The authorities realised that, in order to prevent the men from becoming ill, they needed to be kept occupied.
With the approval of the UK Home Office, assistance was provided by the Quaker Friends Emergency Committee to the men interned in camps in the British Isles, together with their wives and families, many of whom were becoming destitute, with similar help also provided to the British internees and families in Germany.
Quaker James Bailey was sent to the Isle of Man and was fundamental in the development of industries and activities for the internees.
He arranged for tools and equipment to be sent to the camp so the men could create artefacts both for industry and occupation.
Some were made for the internees’ families, some as gifts for the guards but many were made to sell, both to other internees but also in England, Germany, Scandinavia and America so that the internees could buy extra provisions at the camp shop or to allow money to be sent home to their families.

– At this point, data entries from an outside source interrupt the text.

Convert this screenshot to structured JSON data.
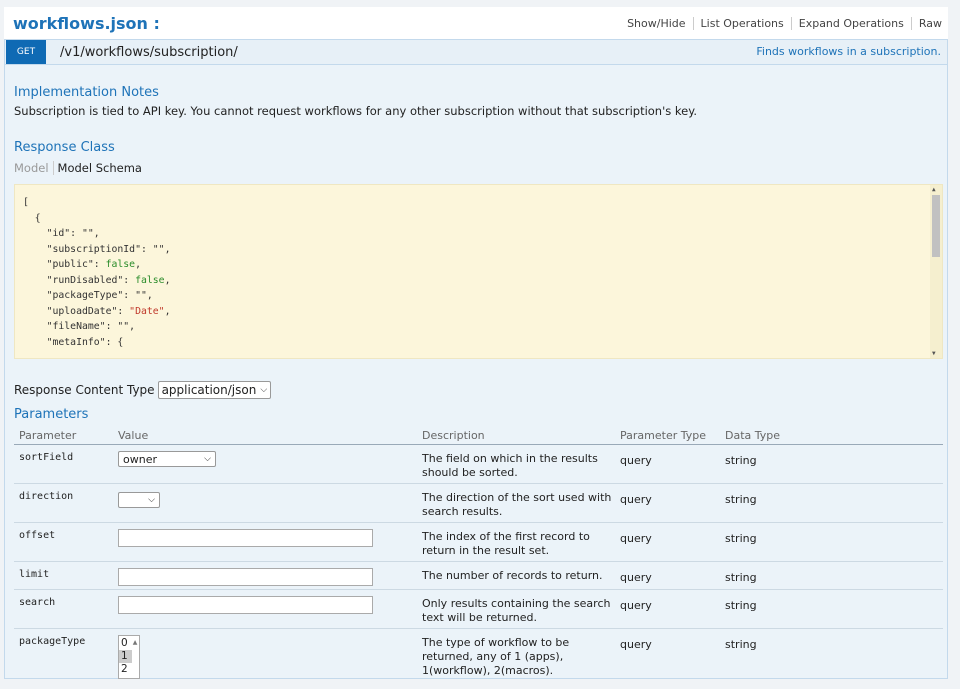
{
  "header": {
    "title": "workflows.json :",
    "links": [
      "Show/Hide",
      "List Operations",
      "Expand Operations",
      "Raw"
    ]
  },
  "operation": {
    "method": "GET",
    "path": "/v1/workflows/subscription/",
    "summary": "Finds workflows in a subscription."
  },
  "implementation": {
    "heading": "Implementation Notes",
    "text": "Subscription is tied to API key. You cannot request workflows for any other subscription without that subscription's key."
  },
  "response_class": {
    "heading": "Response Class",
    "tab_model": "Model",
    "tab_schema": "Model Schema"
  },
  "schema_lines": [
    {
      "text": "["
    },
    {
      "text": "  {"
    },
    {
      "key": "    \"id\": ",
      "val": "\"\"",
      "vtype": "plain",
      "tail": ","
    },
    {
      "key": "    \"subscriptionId\": ",
      "val": "\"\"",
      "vtype": "plain",
      "tail": ","
    },
    {
      "key": "    \"public\": ",
      "val": "false",
      "vtype": "kw",
      "tail": ","
    },
    {
      "key": "    \"runDisabled\": ",
      "val": "false",
      "vtype": "kw",
      "tail": ","
    },
    {
      "key": "    \"packageType\": ",
      "val": "\"\"",
      "vtype": "plain",
      "tail": ","
    },
    {
      "key": "    \"uploadDate\": ",
      "val": "\"Date\"",
      "vtype": "str",
      "tail": ","
    },
    {
      "key": "    \"fileName\": ",
      "val": "\"\"",
      "vtype": "plain",
      "tail": ","
    },
    {
      "key": "    \"metaInfo\": ",
      "val": "{",
      "vtype": "plain",
      "tail": ""
    }
  ],
  "response_content_type": {
    "label": "Response Content Type",
    "value": "application/json"
  },
  "parameters": {
    "heading": "Parameters",
    "columns": [
      "Parameter",
      "Value",
      "Description",
      "Parameter Type",
      "Data Type"
    ],
    "rows": [
      {
        "name": "sortField",
        "control": "select",
        "value": "owner",
        "description": "The field on which in the results should be sorted.",
        "ptype": "query",
        "dtype": "string"
      },
      {
        "name": "direction",
        "control": "select",
        "value": "",
        "description": "The direction of the sort used with search results.",
        "ptype": "query",
        "dtype": "string"
      },
      {
        "name": "offset",
        "control": "text",
        "value": "",
        "description": "The index of the first record to return in the result set.",
        "ptype": "query",
        "dtype": "string"
      },
      {
        "name": "limit",
        "control": "text",
        "value": "",
        "description": "The number of records to return.",
        "ptype": "query",
        "dtype": "string"
      },
      {
        "name": "search",
        "control": "text",
        "value": "",
        "description": "Only results containing the search text will be returned.",
        "ptype": "query",
        "dtype": "string"
      },
      {
        "name": "packageType",
        "control": "listbox",
        "options": [
          "0",
          "1",
          "2"
        ],
        "selected": "1",
        "description": "The type of workflow to be returned, any of 1 (apps), 1(workflow), 2(macros).",
        "ptype": "query",
        "dtype": "string"
      }
    ]
  },
  "icons": {
    "dropdown": "chevron-down-icon",
    "scroll_up": "scroll-up-arrow-icon",
    "scroll_down": "scroll-down-arrow-icon"
  }
}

Internees had to use whatever materials were readily available. Every week beef was sent to the camp to feed the 23,000 men. The remaining bones, left over from the cook houses, were one such material. These could be made into a variety of useful objects.
Vivien bought this bone at the Royal Show on the Knockaloe site a number of years ago and now would like the item to return home.
She first approached the charity last year to become a ’bed sponsor’ for £25 a year, and subsequently donated her Knockaloe bone carving to the charity.